Ele contratou uma perícia biológica particular. O laudo apontou compostos tóxicos liberados pelas folhas em decomposição dentro da água como causa direta da mortandade. Com o documento em mãos, procurou o síndico e, na sequência, a Justiça.

Mas afinal, o que a lei brasileira diz sobre árvore que invade o vizinho?

O Código Civil tem um capítulo inteiro sobre o chamado direito de vizinhança. O artigo 1.277 é o coração da regra: ninguém pode usar o próprio imóvel de um jeito que prejudique a segurança, o sossego ou a saúde de quem mora ao lado.

Folha caindo por acaso é uma coisa. Folha tóxica caindo todo dia dentro do lago do vizinho, matando bicho de valor comprovado, é outra completamente diferente. A lei chama isso de uso anormal da propriedade, e obriga quem causa o dano a fazer cessar a interferência e reparar o prejuízo.

Quais são os elementos que caracterizam a responsabilidade do condomínio?

Para o juiz condenar o condomínio a pagar, a decisão precisa se apoiar em elementos objetivos previstos no Código Civil. Não basta o vizinho estar chateado: é preciso demonstrar que houve conduta, dano e ligação entre os dois.

Os pontos que a Justiça costuma analisar em casos assim são estes:

1
Conduta identificável Plantar e manter árvore na divisa cuja copa e resíduos atingem o imóvel vizinho.
2
Dano comprovado Morte dos peixes com valor de mercado documentado por nota fiscal ou avaliação técnica.
3
Nexo causal por perícia Laudo biológico ligando as folhas caídas à contaminação da água do lago.
4
Reclamação prévia registrada Notificações ao síndico mostrando que o problema era conhecido e ignorado.
5
Obrigação de fazer cessar Poda, remoção ou substituição da árvore, além do pagamento pelo prejuízo material.

Mas as regras existem só para atrapalhar quem gosta de plantar árvore?
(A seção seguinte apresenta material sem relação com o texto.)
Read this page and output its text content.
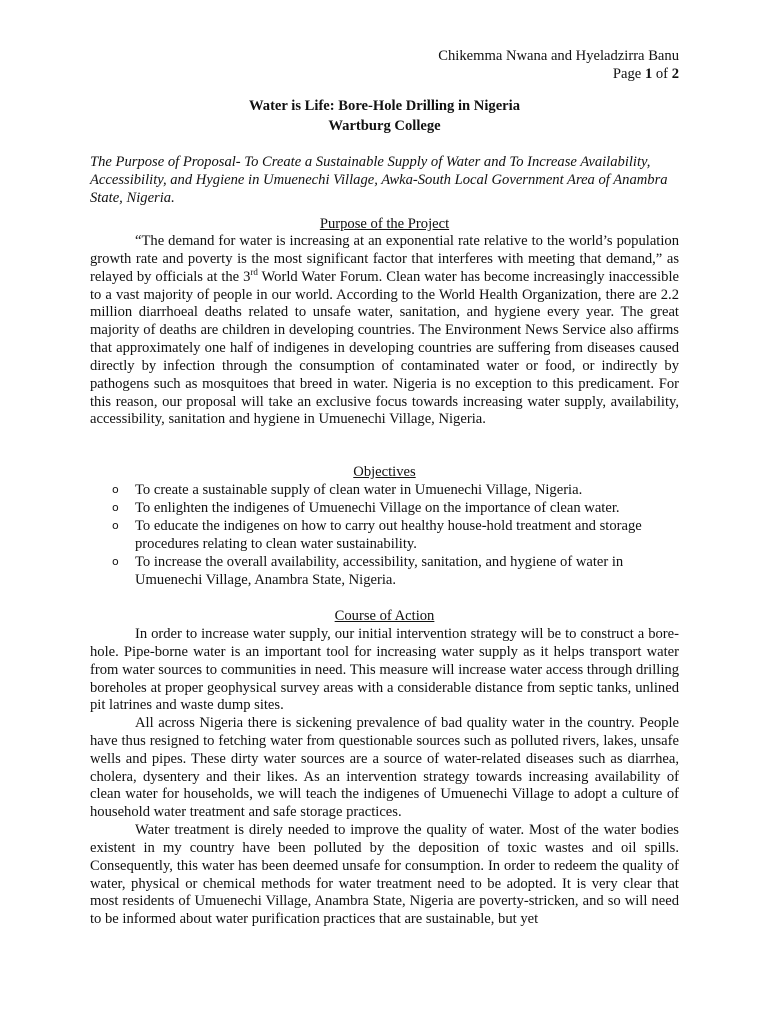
Chikemma Nwana and Hyeladzirra Banu
Page 1 of 2
Water is Life: Bore-Hole Drilling in Nigeria
Wartburg College
The Purpose of Proposal- To Create a Sustainable Supply of Water and To Increase Availability, Accessibility, and Hygiene in Umuenechi Village, Awka-South Local Government Area of Anambra State, Nigeria.
Purpose of the Project

“The demand for water is increasing at an exponential rate relative to the world’s population growth rate and poverty is the most significant factor that interferes with meeting that demand,” as relayed by officials at the 3rd World Water Forum. Clean water has become increasingly inaccessible to a vast majority of people in our world. According to the World Health Organization, there are 2.2 million diarrhoeal deaths related to unsafe water, sanitation, and hygiene every year. The great majority of deaths are children in developing countries. The Environment News Service also affirms that approximately one half of indigenes in developing countries are suffering from diseases caused directly by infection through the consumption of contaminated water or food, or indirectly by pathogens such as mosquitoes that breed in water. Nigeria is no exception to this predicament. For this reason, our proposal will take an exclusive focus towards increasing water supply, availability, accessibility, sanitation and hygiene in Umuenechi Village, Nigeria.

Objectives
o To create a sustainable supply of clean water in Umuenechi Village, Nigeria.
o To enlighten the indigenes of Umuenechi Village on the importance of clean water.
o To educate the indigenes on how to carry out healthy house-hold treatment and storage procedures relating to clean water sustainability.
o To increase the overall availability, accessibility, sanitation, and hygiene of water in Umuenechi Village, Anambra State, Nigeria.
Course of Action

In order to increase water supply, our initial intervention strategy will be to construct a bore-hole. Pipe-borne water is an important tool for increasing water supply as it helps transport water from water sources to communities in need. This measure will increase water access through drilling boreholes at proper geophysical survey areas with a considerable distance from septic tanks, unlined pit latrines and waste dump sites.

All across Nigeria there is sickening prevalence of bad quality water in the country. People have thus resigned to fetching water from questionable sources such as polluted rivers, lakes, unsafe wells and pipes. These dirty water sources are a source of water-related diseases such as diarrhea, cholera, dysentery and their likes. As an intervention strategy towards increasing availability of clean water for households, we will teach the indigenes of Umuenechi Village to adopt a culture of household water treatment and safe storage practices.

Water treatment is direly needed to improve the quality of water. Most of the water bodies existent in my country have been polluted by the deposition of toxic wastes and oil spills. Consequently, this water has been deemed unsafe for consumption. In order to redeem the quality of water, physical or chemical methods for water treatment need to be adopted. It is very clear that most residents of Umuenechi Village, Anambra State, Nigeria are poverty-stricken, and so will need to be informed about water purification practices that are sustainable, but yet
Voltando ao caso de Antônio: a lei não veio para brigar com o verde. As normas de vizinhança nasceram porque, muito antes de existir jardinagem paisagística, gente honesta perdia colheita, gado e casa por causa do que caía do terreno do lado. O artigo 1.279 do Código Civil deixa claro que, mesmo quando a atividade é tolerada, ela precisa ser reduzida ao mínimo se estiver causando incômodo real.
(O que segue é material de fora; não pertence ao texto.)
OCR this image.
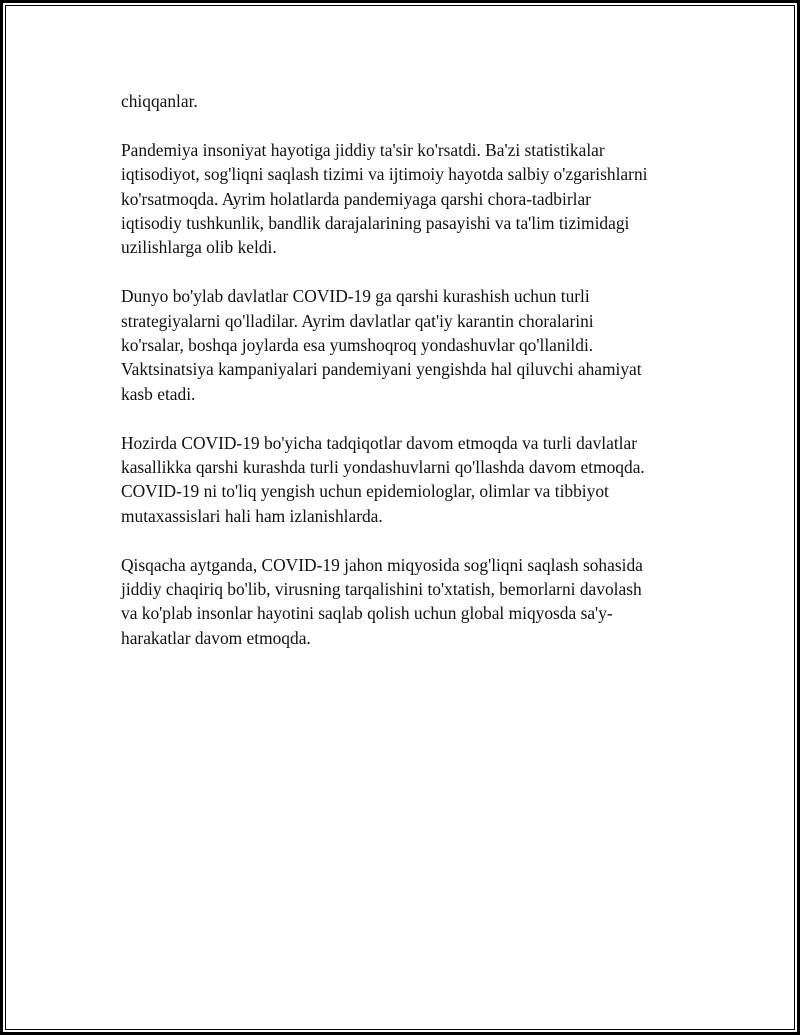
chiqqanlar.

Pandemiya insoniyat hayotiga jiddiy ta'sir ko'rsatdi. Ba'zi statistikalar
iqtisodiyot, sog'liqni saqlash tizimi va ijtimoiy hayotda salbiy o'zgarishlarni
ko'rsatmoqda. Ayrim holatlarda pandemiyaga qarshi chora-tadbirlar
iqtisodiy tushkunlik, bandlik darajalarining pasayishi va ta'lim tizimidagi
uzilishlarga olib keldi.

Dunyo bo'ylab davlatlar COVID-19 ga qarshi kurashish uchun turli
strategiyalarni qo'lladilar. Ayrim davlatlar qat'iy karantin choralarini
ko'rsalar, boshqa joylarda esa yumshoqroq yondashuvlar qo'llanildi.
Vaktsinatsiya kampaniyalari pandemiyani yengishda hal qiluvchi ahamiyat
kasb etadi.

Hozirda COVID-19 bo'yicha tadqiqotlar davom etmoqda va turli davlatlar
kasallikka qarshi kurashda turli yondashuvlarni qo'llashda davom etmoqda.
COVID-19 ni to'liq yengish uchun epidemiologlar, olimlar va tibbiyot
mutaxassislari hali ham izlanishlarda.

Qisqacha aytganda, COVID-19 jahon miqyosida sog'liqni saqlash sohasida
jiddiy chaqiriq bo'lib, virusning tarqalishini to'xtatish, bemorlarni davolash
va ko'plab insonlar hayotini saqlab qolish uchun global miqyosda sa'y-
harakatlar davom etmoqda.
A regra devolve equilíbrio. Cada um pode plantar o que quiser dentro do próprio terreno, desde que a raiz, a copa e o resíduo não virem prejuízo do vizinho. É uma linha de bom senso escrita em lei.

Leia também: Proprietário constrói piscina muito próxima ao muro do vizinho sem respeitar a distância exigida e recebe notificação para corrigir a obra com base na legislação municipal.
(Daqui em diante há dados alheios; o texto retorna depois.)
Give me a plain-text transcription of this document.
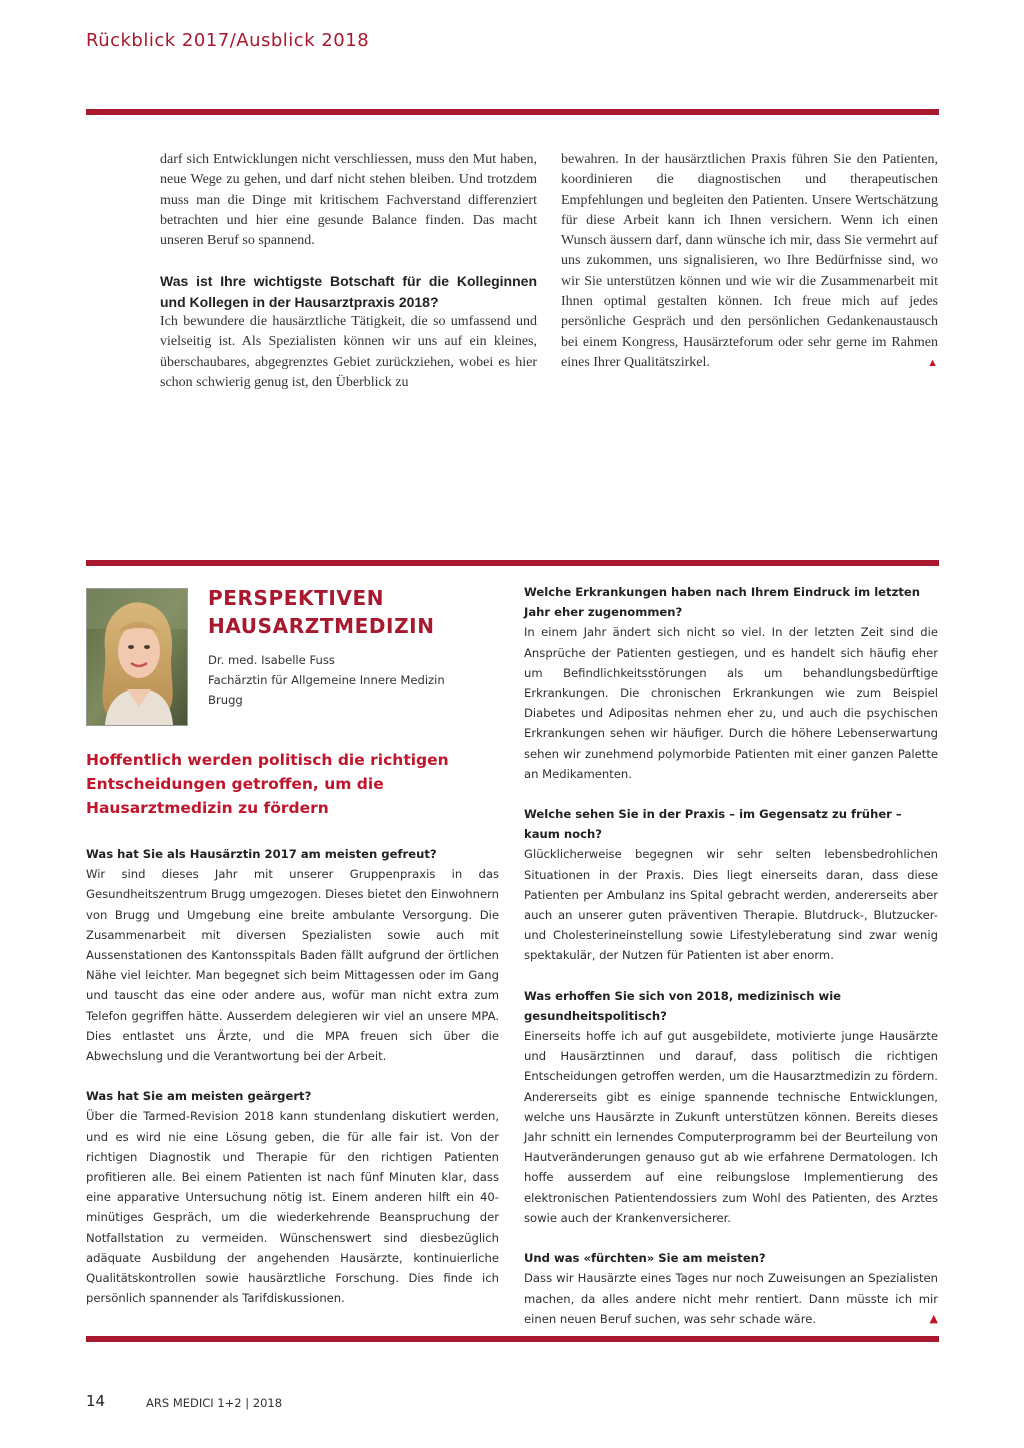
Rückblick 2017/Ausblick 2018

darf sich Entwicklungen nicht verschliessen, muss den Mut haben, neue Wege zu gehen, und darf nicht stehen bleiben. Und trotzdem muss man die Dinge mit kritischem Fachverstand differenziert betrachten und hier eine gesunde Balance finden. Das macht unseren Beruf so spannend.

Was ist Ihre wichtigste Botschaft für die Kolleginnen und Kollegen in der Hausarztpraxis 2018?

Ich bewundere die hausärztliche Tätigkeit, die so umfassend und vielseitig ist. Als Spezialisten können wir uns auf ein kleines, überschaubares, abgegrenztes Gebiet zurückziehen, wobei es hier schon schwierig genug ist, den Überblick zu

bewahren. In der hausärztlichen Praxis führen Sie den Patienten, koordinieren die diagnostischen und therapeutischen Empfehlungen und begleiten den Patienten. Unsere Wertschätzung für diese Arbeit kann ich Ihnen versichern. Wenn ich einen Wunsch äussern darf, dann wünsche ich mir, dass Sie vermehrt auf uns zukommen, uns signalisieren, wo Ihre Bedürfnisse sind, wo wir Sie unterstützen können und wie wir die Zusammenarbeit mit Ihnen optimal gestalten können. Ich freue mich auf jedes persönliche Gespräch und den persönlichen Gedankenaustausch bei einem Kongress, Hausärzteforum oder sehr gerne im Rahmen eines Ihrer Qualitätszirkel.	▲

PERSPEKTIVEN
HAUSARZTMEDIZIN
Dr. med. Isabelle Fuss
Fachärztin für Allgemeine Innere Medizin
Brugg
Hoffentlich werden politisch die richtigen Entscheidungen getroffen, um die Hausarztmedizin zu fördern
Was hat Sie als Hausärztin 2017 am meisten gefreut?
Wir sind dieses Jahr mit unserer Gruppenpraxis in das Gesundheitszentrum Brugg umgezogen. Dieses bietet den Einwohnern von Brugg und Umgebung eine breite ambulante Versorgung. Die Zusammenarbeit mit diversen Spezialisten sowie auch mit Aussenstationen des Kantonsspitals Baden fällt aufgrund der örtlichen Nähe viel leichter. Man begegnet sich beim Mittagessen oder im Gang und tauscht das eine oder andere aus, wofür man nicht extra zum Telefon gegriffen hätte. Ausserdem delegieren wir viel an unsere MPA. Dies entlastet uns Ärzte, und die MPA freuen sich über die Abwechslung und die Verantwortung bei der Arbeit.
Was hat Sie am meisten geärgert?
Über die Tarmed-Revision 2018 kann stundenlang diskutiert werden, und es wird nie eine Lösung geben, die für alle fair ist. Von der richtigen Diagnostik und Therapie für den richtigen Patienten profitieren alle. Bei einem Patienten ist nach fünf Minuten klar, dass eine apparative Untersuchung nötig ist. Einem anderen hilft ein 40-minütiges Gespräch, um die wiederkehrende Beanspruchung der Notfallstation zu vermeiden. Wünschenswert sind diesbezüglich adäquate Ausbildung der angehenden Hausärzte, kontinuierliche Qualitätskontrollen sowie hausärztliche Forschung. Dies finde ich persönlich spannender als Tarifdiskussionen.
Welche Erkrankungen haben nach Ihrem Eindruck im letzten Jahr eher zugenommen?
In einem Jahr ändert sich nicht so viel. In der letzten Zeit sind die Ansprüche der Patienten gestiegen, und es handelt sich häufig eher um Befindlichkeitsstörungen als um behandlungsbedürftige Erkrankungen. Die chronischen Erkrankungen wie zum Beispiel Diabetes und Adipositas nehmen eher zu, und auch die psychischen Erkrankungen sehen wir häufiger. Durch die höhere Lebenserwartung sehen wir zunehmend polymorbide Patienten mit einer ganzen Palette an Medikamenten.
Welche sehen Sie in der Praxis – im Gegensatz zu früher – kaum noch?
Glücklicherweise begegnen wir sehr selten lebensbedrohlichen Situationen in der Praxis. Dies liegt einerseits daran, dass diese Patienten per Ambulanz ins Spital gebracht werden, andererseits aber auch an unserer guten präventiven Therapie. Blutdruck-, Blutzucker- und Cholesterineinstellung sowie Lifestyleberatung sind zwar wenig spektakulär, der Nutzen für Patienten ist aber enorm.
Was erhoffen Sie sich von 2018, medizinisch wie gesundheitspolitisch?
Einerseits hoffe ich auf gut ausgebildete, motivierte junge Hausärzte und Hausärztinnen und darauf, dass politisch die richtigen Entscheidungen getroffen werden, um die Hausarztmedizin zu fördern. Andererseits gibt es einige spannende technische Entwicklungen, welche uns Hausärzte in Zukunft unterstützen können. Bereits dieses Jahr schnitt ein lernendes Computerprogramm bei der Beurteilung von Hautveränderungen genauso gut ab wie erfahrene Dermatologen. Ich hoffe ausserdem auf eine reibungslose Implementierung des elektronischen Patientendossiers zum Wohl des Patienten, des Arztes sowie auch der Krankenversicherer.
Und was «fürchten» Sie am meisten?
Dass wir Hausärzte eines Tages nur noch Zuweisungen an Spezialisten machen, da alles andere nicht mehr rentiert. Dann müsste ich mir einen neuen Beruf suchen, was sehr schade wäre.	▲
14	ARS MEDICI 1+2 | 2018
O que muda quando comparamos a escolha do condomínio com o caminho correto?

A diferença entre o paisagismo do condomínio e uma escolha juridicamente segura não está na estética nem no orçamento, está no cuidado técnico com o que se planta perto da divisa. A comparação entre o que foi feito e o que a regra pede fica clara na tabela:

Etapa O que o condomínio fez O que a lei exige
Escolha da espécie Momento do paisagismo Escolheu por estética, sem consultar biólogo Uso anormal
Distância da divisa Plantio inicial Plantou colado no muro do vizinho Recuo técnico
Manutenção da copa Ao longo dos anos Deixou avançar sobre o quintal ao lado Poda periódica
Resposta à reclamação Após aviso do vizinho Ignorou notificações da administração Omissão culposa
Reparação do dano Depois da morte dos peixes Assinou cheque de indenização Dever cumprido

O que se aprende com a história de Antônio e do condomínio?

A história de Antônio é fictícia, mas o tipo de conflito é comum em bairros com casas grudadas em muros de prédio. A escolha da árvore não era o problema em si; o problema foi plantar sem estudo técnico bem na linha da divisa e ignorar as reclamações depois que a copa passou a invadir o lote ao lado.

Quem realmente quer plantar em áreas limítrofes precisa seguir esse roteiro: contratar um engenheiro agrônomo ou biólogo para escolher espécies compatíveis com a distância disponível, registrar o projeto paisagístico em ata de assembleia do condomínio, manter cronograma de poda documentado, responder por escrito a qualquer notificação de vizinho e, diante de dano concreto, procurar advogado especializado em direito de vizinhança antes que uma perícia particular chegue primeiro à Justiça.